After the Mount Fuji trip it was back to Tokyo and the Kodokan. This time for the Business Association session, where we had the privilege of practising in the top floor Dojo. This session was for players who are employed by businesses who sponsor the judoka and provide them time to practise and compete. Obviously a huge step up for myself and many of the guys in our group, however this was a great experience and thoroughly enjoyed the randori with these guys - even if they didn’t get out of first gear in our practices!
Next night it was back to the Kodokan for open mat Kata training. As always, we were made to feel very welcome by all on the mat and received patient, good humoured instruction and correction from high level coaches as my Uke, Sandy, and I worked through the first two sets of Nage No Kata. It was inspirational to see coaching being given to one group practising the Ju No Kata by an older lady wearing 9th Dan belt.

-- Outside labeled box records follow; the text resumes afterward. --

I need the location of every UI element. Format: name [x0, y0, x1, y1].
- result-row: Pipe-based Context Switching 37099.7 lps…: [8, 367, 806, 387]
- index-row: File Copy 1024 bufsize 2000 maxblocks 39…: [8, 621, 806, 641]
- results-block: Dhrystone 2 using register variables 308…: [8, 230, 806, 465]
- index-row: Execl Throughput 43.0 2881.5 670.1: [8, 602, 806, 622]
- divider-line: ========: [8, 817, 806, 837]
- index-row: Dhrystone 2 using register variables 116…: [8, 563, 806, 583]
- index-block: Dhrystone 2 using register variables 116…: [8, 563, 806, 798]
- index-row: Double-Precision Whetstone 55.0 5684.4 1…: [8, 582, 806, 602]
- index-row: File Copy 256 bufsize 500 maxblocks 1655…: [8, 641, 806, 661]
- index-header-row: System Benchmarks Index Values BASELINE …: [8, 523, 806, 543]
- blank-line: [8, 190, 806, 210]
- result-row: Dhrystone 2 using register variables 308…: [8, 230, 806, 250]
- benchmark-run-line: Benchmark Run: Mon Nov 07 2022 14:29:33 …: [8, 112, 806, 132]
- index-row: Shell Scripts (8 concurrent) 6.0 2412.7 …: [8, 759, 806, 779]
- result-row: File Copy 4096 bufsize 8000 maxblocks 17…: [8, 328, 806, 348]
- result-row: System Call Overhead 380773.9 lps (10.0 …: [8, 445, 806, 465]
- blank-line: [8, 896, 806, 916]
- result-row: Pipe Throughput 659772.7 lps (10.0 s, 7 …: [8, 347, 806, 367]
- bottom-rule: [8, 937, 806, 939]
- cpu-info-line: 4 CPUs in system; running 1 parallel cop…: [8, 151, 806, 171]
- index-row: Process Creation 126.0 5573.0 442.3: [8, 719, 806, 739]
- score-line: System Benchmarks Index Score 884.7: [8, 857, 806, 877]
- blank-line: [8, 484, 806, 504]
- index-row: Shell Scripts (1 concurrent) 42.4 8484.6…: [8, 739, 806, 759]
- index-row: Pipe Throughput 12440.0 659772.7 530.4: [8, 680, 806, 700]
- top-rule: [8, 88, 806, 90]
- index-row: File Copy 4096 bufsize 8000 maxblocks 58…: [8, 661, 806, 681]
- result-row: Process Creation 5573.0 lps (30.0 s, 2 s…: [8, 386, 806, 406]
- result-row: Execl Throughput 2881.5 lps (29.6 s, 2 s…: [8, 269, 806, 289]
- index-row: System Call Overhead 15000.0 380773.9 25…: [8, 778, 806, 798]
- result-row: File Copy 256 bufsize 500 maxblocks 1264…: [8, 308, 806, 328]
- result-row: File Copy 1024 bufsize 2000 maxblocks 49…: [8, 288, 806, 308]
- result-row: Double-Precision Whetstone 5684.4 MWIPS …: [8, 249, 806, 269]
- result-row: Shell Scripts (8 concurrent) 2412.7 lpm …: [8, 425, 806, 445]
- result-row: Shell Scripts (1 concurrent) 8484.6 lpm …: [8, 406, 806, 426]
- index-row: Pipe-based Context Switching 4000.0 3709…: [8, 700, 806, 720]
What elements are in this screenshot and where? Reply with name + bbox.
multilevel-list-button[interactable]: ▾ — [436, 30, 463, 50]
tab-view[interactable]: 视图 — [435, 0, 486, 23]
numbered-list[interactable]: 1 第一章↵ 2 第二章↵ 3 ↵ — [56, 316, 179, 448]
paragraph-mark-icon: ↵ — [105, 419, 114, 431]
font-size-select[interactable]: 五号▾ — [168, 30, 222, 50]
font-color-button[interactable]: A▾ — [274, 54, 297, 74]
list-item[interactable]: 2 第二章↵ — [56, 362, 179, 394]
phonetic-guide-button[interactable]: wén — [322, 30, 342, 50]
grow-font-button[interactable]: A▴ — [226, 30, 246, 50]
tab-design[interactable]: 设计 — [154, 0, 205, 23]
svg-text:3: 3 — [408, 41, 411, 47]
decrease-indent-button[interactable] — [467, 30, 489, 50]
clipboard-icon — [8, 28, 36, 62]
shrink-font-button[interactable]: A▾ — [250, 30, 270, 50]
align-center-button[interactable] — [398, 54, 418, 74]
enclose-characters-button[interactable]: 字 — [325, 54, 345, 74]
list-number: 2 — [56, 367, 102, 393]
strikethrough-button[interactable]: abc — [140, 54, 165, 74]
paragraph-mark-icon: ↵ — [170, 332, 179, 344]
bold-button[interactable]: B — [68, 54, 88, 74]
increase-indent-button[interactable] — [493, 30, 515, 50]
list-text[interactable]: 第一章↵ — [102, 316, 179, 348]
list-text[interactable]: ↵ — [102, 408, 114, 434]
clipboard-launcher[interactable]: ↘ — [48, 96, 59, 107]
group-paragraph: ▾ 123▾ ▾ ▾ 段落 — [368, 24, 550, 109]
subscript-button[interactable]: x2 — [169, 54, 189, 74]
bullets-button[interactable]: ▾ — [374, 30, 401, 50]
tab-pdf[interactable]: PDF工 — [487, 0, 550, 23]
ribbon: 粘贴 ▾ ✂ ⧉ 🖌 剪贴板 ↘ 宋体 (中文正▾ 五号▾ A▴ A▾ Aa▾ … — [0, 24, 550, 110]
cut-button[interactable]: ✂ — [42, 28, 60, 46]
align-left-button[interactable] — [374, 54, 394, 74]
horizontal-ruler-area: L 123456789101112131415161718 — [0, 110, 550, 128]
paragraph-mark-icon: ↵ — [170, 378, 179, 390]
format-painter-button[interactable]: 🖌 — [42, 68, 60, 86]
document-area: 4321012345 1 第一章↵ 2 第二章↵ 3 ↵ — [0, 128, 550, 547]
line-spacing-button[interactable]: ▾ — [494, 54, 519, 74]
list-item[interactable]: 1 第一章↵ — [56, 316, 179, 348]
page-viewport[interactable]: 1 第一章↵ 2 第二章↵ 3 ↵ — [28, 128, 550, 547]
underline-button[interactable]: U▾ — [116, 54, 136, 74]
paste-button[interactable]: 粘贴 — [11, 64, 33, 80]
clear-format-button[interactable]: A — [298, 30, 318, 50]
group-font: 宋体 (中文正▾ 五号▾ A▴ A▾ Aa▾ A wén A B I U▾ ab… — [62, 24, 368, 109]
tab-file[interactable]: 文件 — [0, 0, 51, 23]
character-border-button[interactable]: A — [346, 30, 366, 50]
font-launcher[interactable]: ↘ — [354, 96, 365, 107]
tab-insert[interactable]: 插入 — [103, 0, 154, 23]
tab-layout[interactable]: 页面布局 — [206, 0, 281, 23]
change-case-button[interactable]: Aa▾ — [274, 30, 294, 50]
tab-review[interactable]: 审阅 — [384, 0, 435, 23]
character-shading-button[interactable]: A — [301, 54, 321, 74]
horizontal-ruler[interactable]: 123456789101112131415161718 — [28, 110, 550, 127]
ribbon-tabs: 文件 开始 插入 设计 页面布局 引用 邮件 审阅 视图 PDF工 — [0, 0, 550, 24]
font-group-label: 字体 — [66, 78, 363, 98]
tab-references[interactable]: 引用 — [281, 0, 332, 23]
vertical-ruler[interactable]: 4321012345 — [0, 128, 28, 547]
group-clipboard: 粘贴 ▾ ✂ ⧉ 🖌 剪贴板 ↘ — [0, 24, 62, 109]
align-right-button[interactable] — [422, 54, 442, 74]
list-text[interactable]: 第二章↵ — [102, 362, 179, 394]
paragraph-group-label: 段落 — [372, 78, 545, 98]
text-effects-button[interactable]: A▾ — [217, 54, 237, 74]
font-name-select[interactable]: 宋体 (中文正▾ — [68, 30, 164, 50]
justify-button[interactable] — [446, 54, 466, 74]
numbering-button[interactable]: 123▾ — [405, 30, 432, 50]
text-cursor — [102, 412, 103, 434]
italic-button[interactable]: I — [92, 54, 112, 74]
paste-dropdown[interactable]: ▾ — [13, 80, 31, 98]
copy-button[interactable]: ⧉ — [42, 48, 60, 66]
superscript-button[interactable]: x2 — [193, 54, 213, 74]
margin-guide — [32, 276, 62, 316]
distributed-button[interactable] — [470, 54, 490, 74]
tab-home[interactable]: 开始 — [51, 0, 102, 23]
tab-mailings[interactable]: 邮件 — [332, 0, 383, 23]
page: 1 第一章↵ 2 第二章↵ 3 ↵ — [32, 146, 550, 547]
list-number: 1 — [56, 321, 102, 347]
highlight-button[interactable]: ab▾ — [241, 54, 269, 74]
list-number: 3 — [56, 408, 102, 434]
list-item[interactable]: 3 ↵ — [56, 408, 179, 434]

We were told that when the lady had begun judo as a child, she was taught by a sensei who himself had had learned directly from Jigoro Kano.
Katsuko Umezu, 9th Dan
There’s varying levels of enthusiasm for Kata among judoka in the UK, but I’m sure all would be inspired seeing this:
Next time on the mat was another double session beginning with a return visit to the US Embassy then on to a club at Takanawa in a high school dojo. Many of the players at Takanawa had come through the high school club and continued at the dojo on site. This visit was very reminiscent of a UK session with a familiar warm up, some technique practised then on to randori where we mixed in throughout with the host players. Following this session we were given a tour of the nearby Sengaku Ji Temple by Lance who relayed with great depth of knowledge the story of the 47 Ronin, a fascinating insight to the Samurai mindset and inspiration for the Keanu Reeves film.
Our last session was on our final night of the trip. We travelled to a dojo in the suburbs where we were given a demonstration and tried out a few techniques from old schools of Japanese Ju-Jitsu by Eric Shahan, a prolific author on the subject. Having tried out a few techniques under Eric’s instruction and acting as his Uke for several, I can now much more appreciate why Kano refined these arts into the Gentle Way and omitted many of those techniques from Judo! The dojo was a fantastic facility, especially as part of a suburban sports complex. This had been built as a training centre for competitors for the Tokyo Olympics, so the legacy of those Games is certainly a great benefit to that community now using the dojo."